Une fois de plus, un deuil national est décrété au Burkina, au lendemain de la mort d’au moins 80 militaires et civils dans une attaque terroriste. Des jeunes de la capitale regrettent que ces deuils n’émeuvent plus personne à cause de leur recrudescence, alors que la situation ne change pas.
Assis dans un kiosque à café, Frank Ouédraogo a le nez plongé dans son téléphone. Il lève souvent le visage pour placer un mot dans le débat qu’il anime avec ses camarades. Frank dit être en colère quand hier soir, il a appris encore le lourd bilan à l’issue d’une attaque terroriste. « On est fatigués », soupire le jeune étudiant en vacances.
« Si elles (Ndlr. les autorités) ne changent pas de système, nous allons toujours vivre des deuils. A chaque attaque son deuil. Ça nous dérange, ça devient encombrant », répète-t-il. Nader Kouraogo lui dit comprendre le deuil national. Autant de fois que cela sera nécessaire, il faudra décréter le deuil national, défend-t-il. Pour appuyer son argument, il soutient que c’est en défendant le pays que certains ont été tués.
« C’est normal, ce sont des êtres humains qui sont décédés. Le deuil est d’abord personnel, et national parce que ce sont des Burkinabè qui sont morts en défendant le pays », poursuit Nader.
Un deuil banalisé
Par contre, chacun a sa façon de vivre son deuil, selon lui. « Je vis le deuil à ma manière comme je peux. Je ne peux vivre le deuil comme un ministre. Quelqu’un qui mange au jour le jour, s’il ne travaille pas aujourd’hui, il ne mangera pas aujourd’hui », note-t-il. Enseignant vacataire en anglais, le jeune Arouna Zongo fait aussi le constat que le deuil devient banal.
« Pour moi quand on parle de deuil national, c’est pour que les populations sachent que quelque chose ne va pas dans le pays ». Pourtant, il dit remarquer que malgré le deuil de 72h, les bars et autres maquis drainent du monde. « Dans les débits de boisson, les fêtes continuent (…) Au lieu de se livrer à toutes les réjouissances, pourquoi ne pas fermer, le temps d’une journée ? Ça va tiquer les gens », suppose le jeune enseignant.
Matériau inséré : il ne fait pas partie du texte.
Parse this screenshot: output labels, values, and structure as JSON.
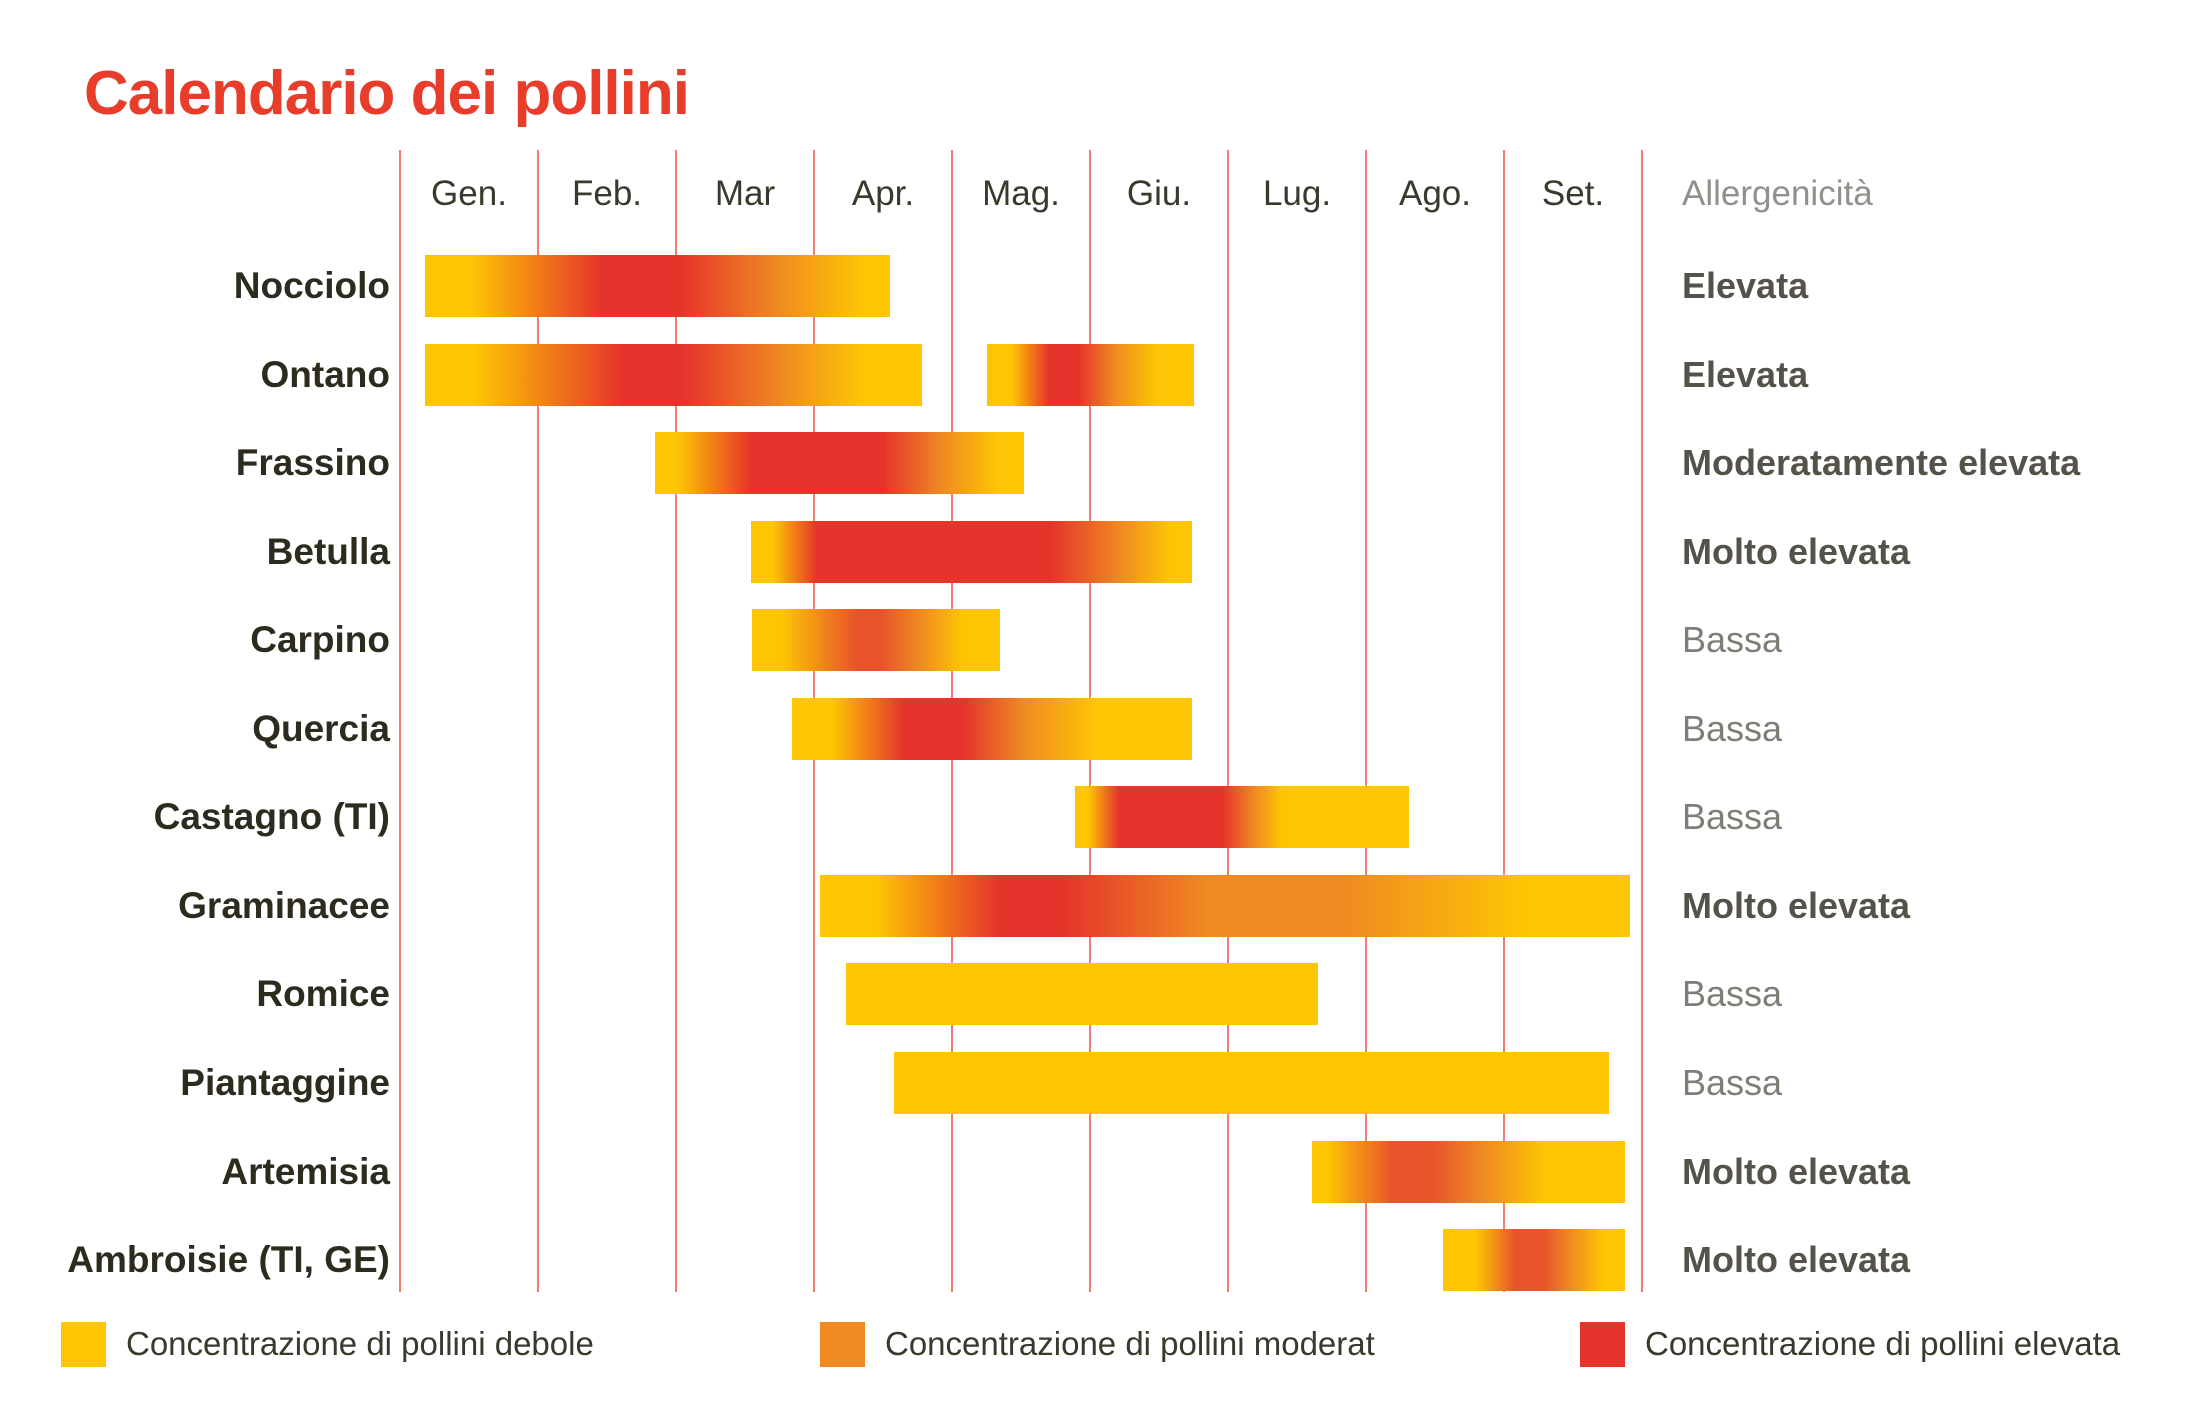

Pour Nader, la plupart des Burkinabè ne respectent pas le deuil à cause de l’ignorance. Arouna partage son point de vue. Il propose ainsi à l’autorité de faire en sorte « qu’à Ouagadougou et un peu partout, les Burkinabè sachent réellement qu’il y a deuil national ».
Solidarité dans la douleur
C’est surtout sur les réseaux sociaux que Arouna dit exprimer son deuil. « Généralement c’est à travers les réseaux sociaux qu’on envoie des messages d’encouragement aux militaires qui sont sur le terrain. Nous leur disons de résister face à la l’adversité. A travers les statuts sur WhatsApp, on essaie de les galvaniser, même si on ne peut pas prendre les armes et les aider », poursuit le professeur d’anglais.
Par-dessus tout, il estime qu’il faut éviter que cela n’entre dans les habitudes des burkinabè. « C’est devenu comme quelque chose de normal. Quand on fait une ou deux semaines sans attaque au Burkina, c’est cela qui était devenu anormal », constate-t-il.
Une patrouille mixte de l’armée a été la cible d’une attaque terroriste sur l’axe Arbinda-Gorgadji, le 18 août 2021. Le bilan fait état de 80 morts dont 65 civils, 15 soldats (gendarmes) et 3 volontaires pour la défense de la patrie. Le gouvernement a aussi informé que 58 terroristes ont été abattus. Le président du Faso a décrété un deuil national de 72h à compter du jeudi 19 août à 00h00.